Those who ignore history may be condemned to repeat it. And those who draw the wrong lessons from history may well find new ways of messing up.
Those of us who are pro-life and are working to see Roe v. Wade finally overturned (here’s my Senate testimony urging exactly that) have plenty of reason to feel burned by several Supreme Court appointments made by Republican presidents in recent decades—namely, Nixon’s selection of Harry Blackmun and Lewis Powell, Reagan’s picks of Sandra Day O’Connor and Anthony Kennedy, and George H.W. Bush’s choice of David Souter. So it’s tempting to think, as one pro-life email I received this morning (no, not from Andy Schlafly) argues, that pro-lifers must insist on a nominee who has “explicitly support[ed] overturning Roe v. Wade and upholding the Constitutional protection of the right to life.”
Let me explain why this test is dubious:
1. For starters, it’s a test that Antonin Scalia, Clarence Thomas, John Roberts, and Samuel Alito would never have passed. None of them, so far as I’m aware, had ever “explicitly support[ed] overturning Roe v. Wade” at the time of his nomination. Indeed, I believe that, of the four, only Scalia had even publicly criticized Roe.
Further, insofar as the email’s insistence on a nominee who has “explicitly support[ed] … upholding the Constitutional protection of the right to life” means someone who takes the position that the Constitution forbids permissive abortion laws (rather than just leaving the matter to the democratic processes), that is a position that Scalia emphatically rejected and that no Supreme Court justice (much less nominee) has ever embraced.
2. The proper lesson to draw from the mix of failures and successes is that judicial philosophy and character are what really count.
Judge Bork favored abortion rights as a matter of policy at the time of his nomination. But he recognized that Roe v. Wade was a constitutional abomination, and, as he later made clear, he would have voted to overrule it. Justice Kennedy, who is often said to be “personally pro-life” (whatever that means), embraces a theory of justices as platonic moral guardians, so nothing in his judicial philosophy constrains him.

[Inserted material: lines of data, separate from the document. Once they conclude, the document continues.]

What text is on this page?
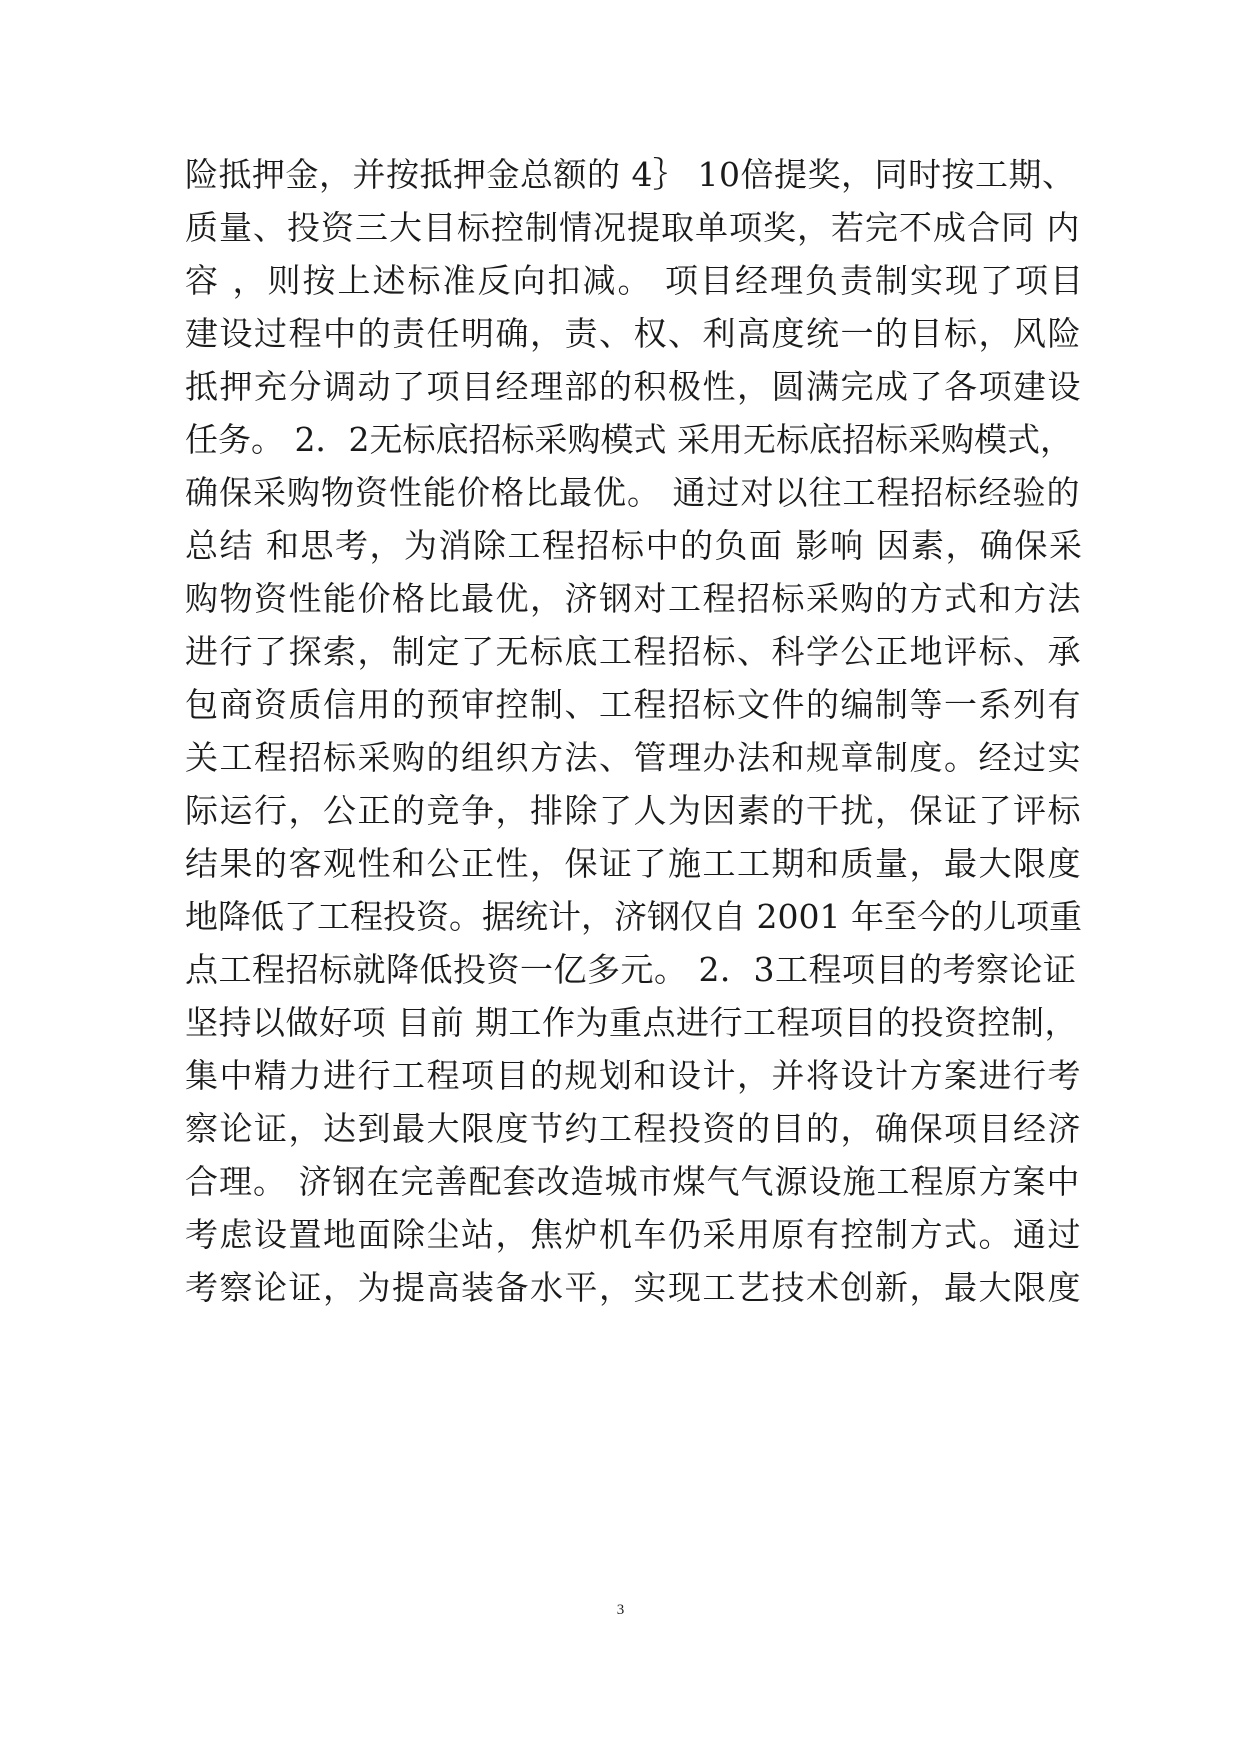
险抵押金，并按抵押金总额的 4｝ 10倍提奖，同时按工期、
质量、投资三大目标控制情况提取单项奖，若完不成合同 内
容 ，则按上述标准反向扣减。 项目经理负责制实现了项目
建设过程中的责任明确，责、权、利高度统一的目标，风险
抵押充分调动了项目经理部的积极性，圆满完成了各项建设
任务。 2．2无标底招标采购模式 采用无标底招标采购模式，
确保采购物资性能价格比最优。 通过对以往工程招标经验的
总结 和思考，为消除工程招标中的负面 影响 因素，确保采
购物资性能价格比最优，济钢对工程招标采购的方式和方法
进行了探索，制定了无标底工程招标、科学公正地评标、承
包商资质信用的预审控制、工程招标文件的编制等一系列有
关工程招标采购的组织方法、管理办法和规章制度。经过实
际运行，公正的竞争，排除了人为因素的干扰，保证了评标
结果的客观性和公正性，保证了施工工期和质量，最大限度
地降低了工程投资。据统计，济钢仅自 2001 年至今的儿项重
点工程招标就降低投资一亿多元。 2．3工程项目的考察论证
坚持以做好项 目前 期工作为重点进行工程项目的投资控制，
集中精力进行工程项目的规划和设计，并将设计方案进行考
察论证，达到最大限度节约工程投资的目的，确保项目经济
合理。 济钢在完善配套改造城市煤气气源设施工程原方案中
考虑设置地面除尘站，焦炉机车仍采用原有控制方式。通过
考察论证，为提高装备水平，实现工艺技术创新，最大限度
3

The public records of George H.W. Bush’s two nominees on Roe specifically and on abortion generally were the same: nothing. But David Souter was a disciple of William Brennan, whereas Clarence Thomas was an originalist. Virtually no one involved in the selection process knew Souter. (The biggest exception was liberal New Hampshire senator Warren Rudman, who got just what he wanted.) By contrast, Thomas’s character and courage were well known to many.
3. Over the past three decades, Justice Scalia’s originalism had a remarkable influence on generations of law students and lawyers. Over that same period, the Federalist Society institutionalized that influence and developed a network of outstanding judicial candidates and of lawyers who know those candidates well.
People involved in the judicial-selection process have a broad set of committed originalists to choose from—something far different from what President Reagan faced. And they also know which colleagues, friends, and former clerks to consult to take the measure of the character of the candidate.
Is the process infallible? Of course not. But it’s become vastly better and more reliable than some pro-life activists realize.
4. Many judicial candidates don’t have explicit records on Roe, and that’s at least in part because one lesson they learned from the Bork defeat is that the path to judicial confirmation may require not advertising their positions on this and other issues. Some pro-life activists might decry this, but until they’ve built a Senate that will vote to confirm a Supreme Court nominee who has “explicitly support[ed] overturning Roe v. Wade,” they need to recognize political reality.
Some pro-life activists might also fear that anyone who hasn’t spoken out against Roe before his nomination might be too timid to vote to overturn it. That’s not an entirely baseless concern, but it is an exaggerated one, as the example of Justice Thomas illustrates. In particular, it’s simply wrong to assume that timidity—rather than an admirable ambition to do good—is the best explanation for not having a public record on Roe.
As someone who has spoken out on abortion with the full knowledge that doing so probably foreclosed any path I might have had to a judgeship, I completely respect those who have made a different call and who have discerned that they have a professional vocation in the judiciary.